E ora veniamo a Palladino, non un ripiego dell’ultimo minuto (si è dovuto agire in fretta, Napoli e Inghilterra erano già alla finestra), ma un profilo seguito da tempo, a cui è stato offerto un contratto triennale: una durata che a settembre suona come una solenne ripartenza, non come un rattoppo. Palladino è un pragmatico, un gestore che sa come entrare in corsa e ridare ordine, ferocissima competitività e senso della misura a gruppi sfilacciati. Lo ha fatto (bene) a Monza, alla Fiorentina e pure a Bergamo.
Gli si chiede una missione chirurgica: ridare coraggio alla squadra, ritrovare la bussola in mezzo al campo e ridisegnare l’attacco anche grazie al rientro di Orsolini. È inutile girarci intorno: il Bologna dei miracoli, quello della Champions e della Coppa Italia, ha chiuso un ciclo dorato e oggi vive la necessaria fase della ricostruzione. Ma ricostruire non significa lasciarsi andare.

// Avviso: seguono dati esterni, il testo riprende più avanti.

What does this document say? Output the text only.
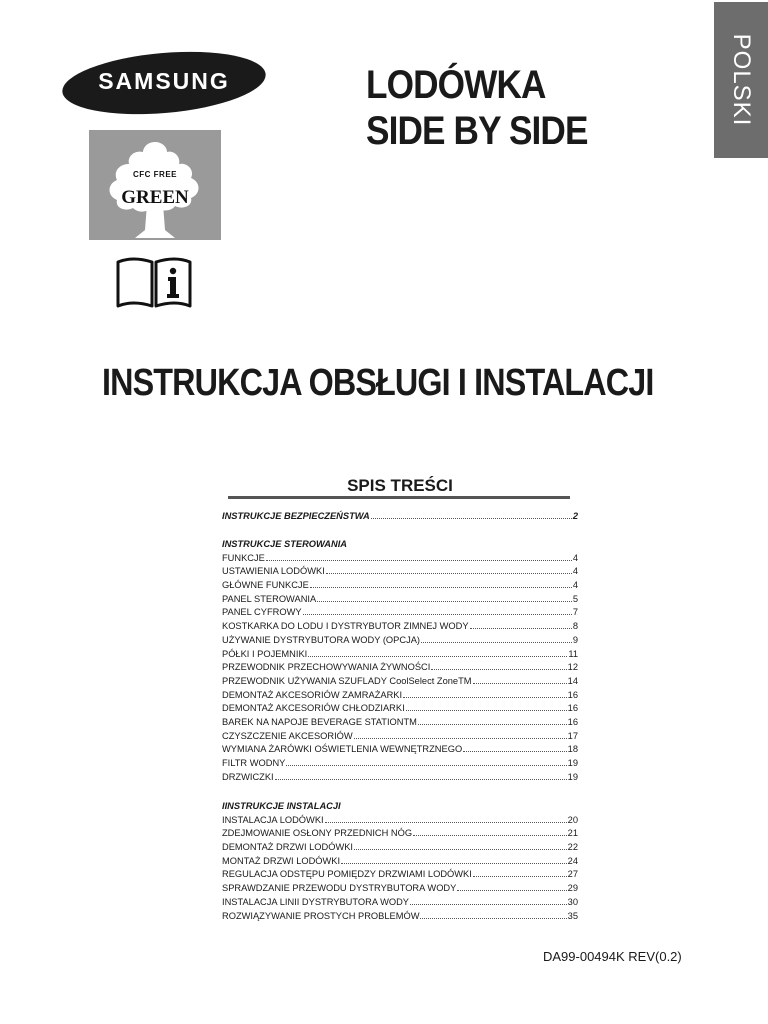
SAMSUNG	LODÓWKA
SIDE BY SIDE
POLSKI
CFC FREE
GREEN
INSTRUKCJA OBSŁUGI I INSTALACJI
SPIS TREŚCI
INSTRUKCJE BEZPIECZEŃSTWA	2
INSTRUKCJE STEROWANIA
FUNKCJE	4
USTAWIENIA LODÓWKI	4
GŁÓWNE FUNKCJE	4
PANEL STEROWANIA	5
PANEL CYFROWY	7
KOSTKARKA DO LODU I DYSTRYBUTOR ZIMNEJ WODY	8
UŻYWANIE DYSTRYBUTORA WODY (OPCJA)	9
PÓŁKI I POJEMNIKI	11
PRZEWODNIK PRZECHOWYWANIA ŻYWNOŚCI	12
PRZEWODNIK UŻYWANIA SZUFLADY CoolSelect ZoneTM	14
DEMONTAŻ AKCESORIÓW ZAMRAŻARKI	16
DEMONTAŻ AKCESORIÓW CHŁODZIARKI	16
BAREK NA NAPOJE BEVERAGE STATIONTM	16
CZYSZCZENIE AKCESORIÓW	17
WYMIANA ŻARÓWKI OŚWIETLENIA WEWNĘTRZNEGO	18
FILTR WODNY	19
DRZWICZKI	19
IINSTRUKCJE INSTALACJI
INSTALACJA LODÓWKI	20
ZDEJMOWANIE OSŁONY PRZEDNICH NÓG	21
DEMONTAŻ DRZWI LODÓWKI	22
MONTAŻ DRZWI LODÓWKI	24
REGULACJA ODSTĘPU POMIĘDZY DRZWIAMI LODÓWKI	27
SPRAWDZANIE PRZEWODU DYSTRYBUTORA WODY	29
INSTALACJA LINII DYSTRYBUTORA WODY	30
ROZWIĄZYWANIE PROSTYCH PROBLEMÓW	35
DA99-00494K REV(0.2)
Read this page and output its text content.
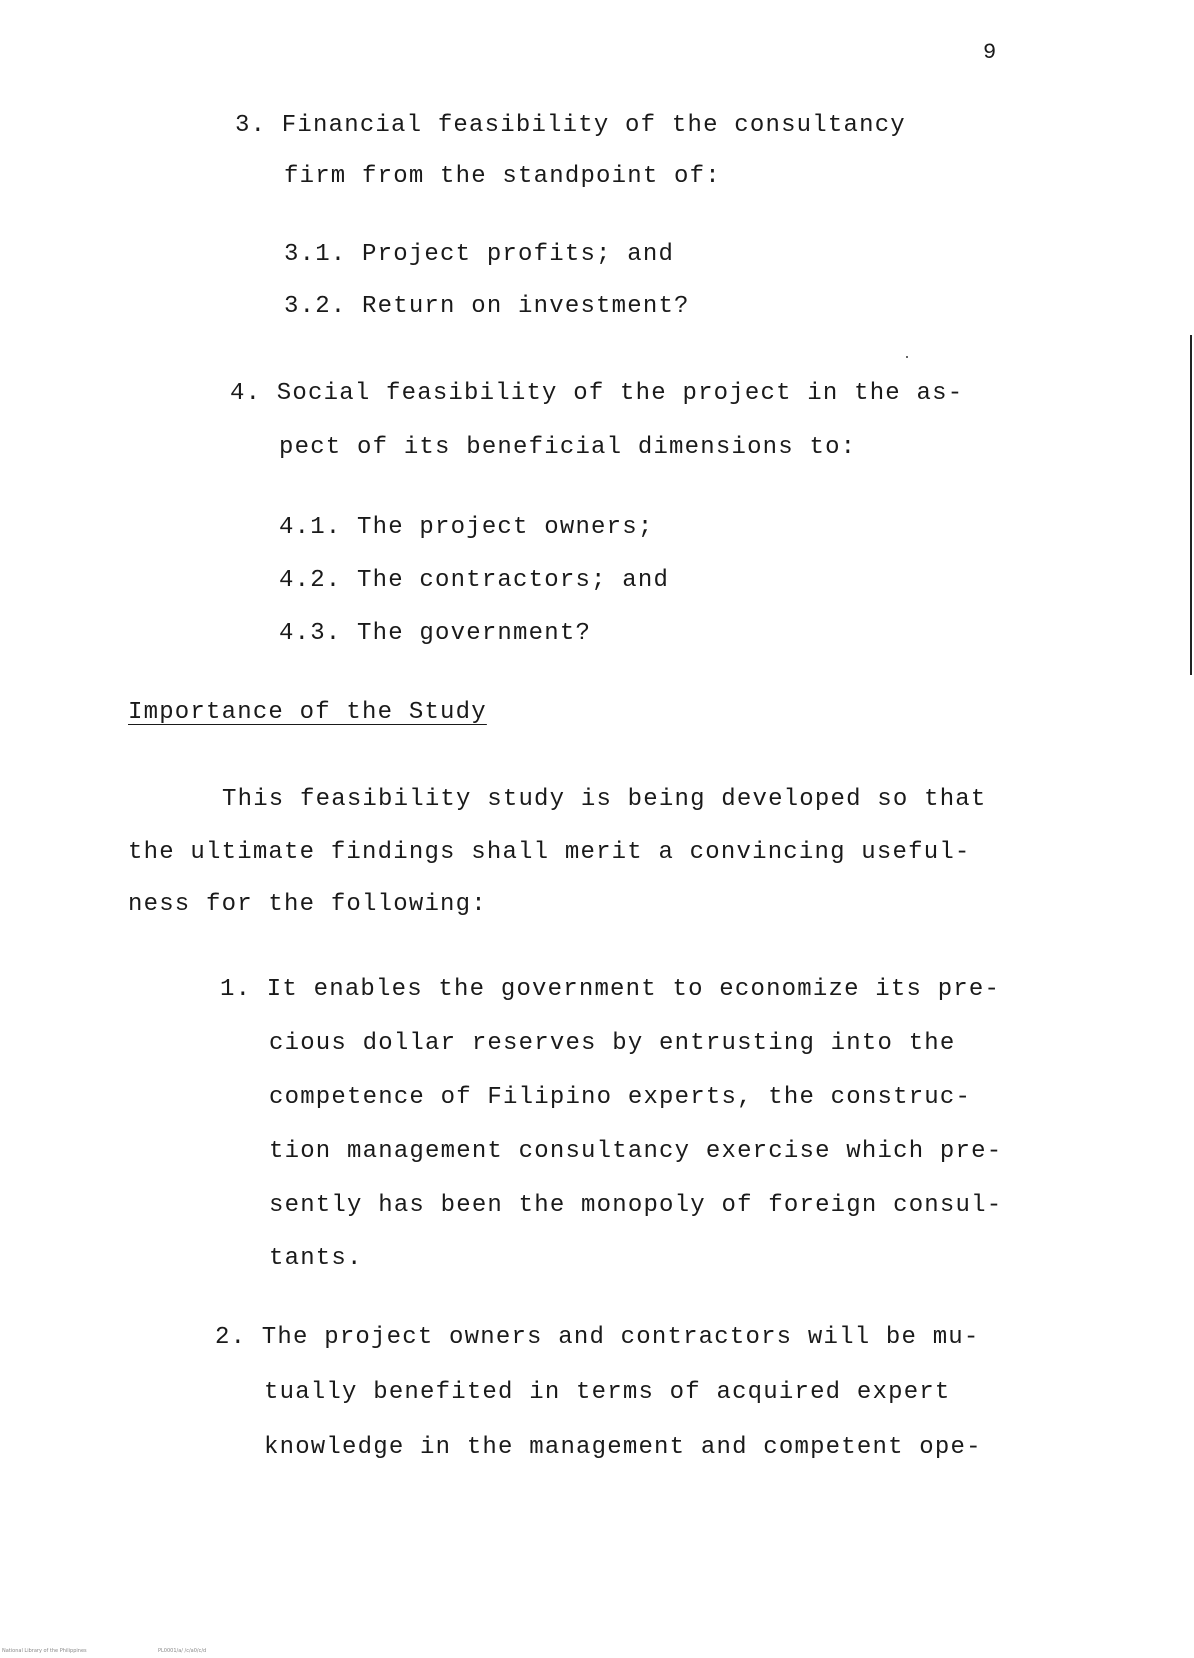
9
3. Financial feasibility of the consultancy
firm from the standpoint of:
3.1. Project profits; and
3.2. Return on investment?
4. Social feasibility of the project in the as-
pect of its beneficial dimensions to:
4.1. The project owners;
4.2. The contractors; and
4.3. The government?
Importance of the Study
This feasibility study is being developed so that
the ultimate findings shall merit a convincing useful-
ness for the following:
1. It enables the government to economize its pre-
cious dollar reserves by entrusting into the
competence of Filipino experts, the construc-
tion management consultancy exercise which pre-
sently has been the monopoly of foreign consul-
tants.
2. The project owners and contractors will be mu-
tually benefited in terms of acquired expert
knowledge in the management and competent ope-
National Library of the Philippines	PL0001/a/ /c/a0/c/d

L’addio a Tedesco è un atto di coraggio gestionale: la proprietà ha scelto di pagare due allenatori pur di non sprecare un anno. Un azzardo economico, certo, ma guidato dalla sola cosa che conta nello sport d’alto livello: la dittatura del presente. e il bene del Bologna. Ora la palla passa a Palladino. E al campo, l’unico giudice che non accetta rendering.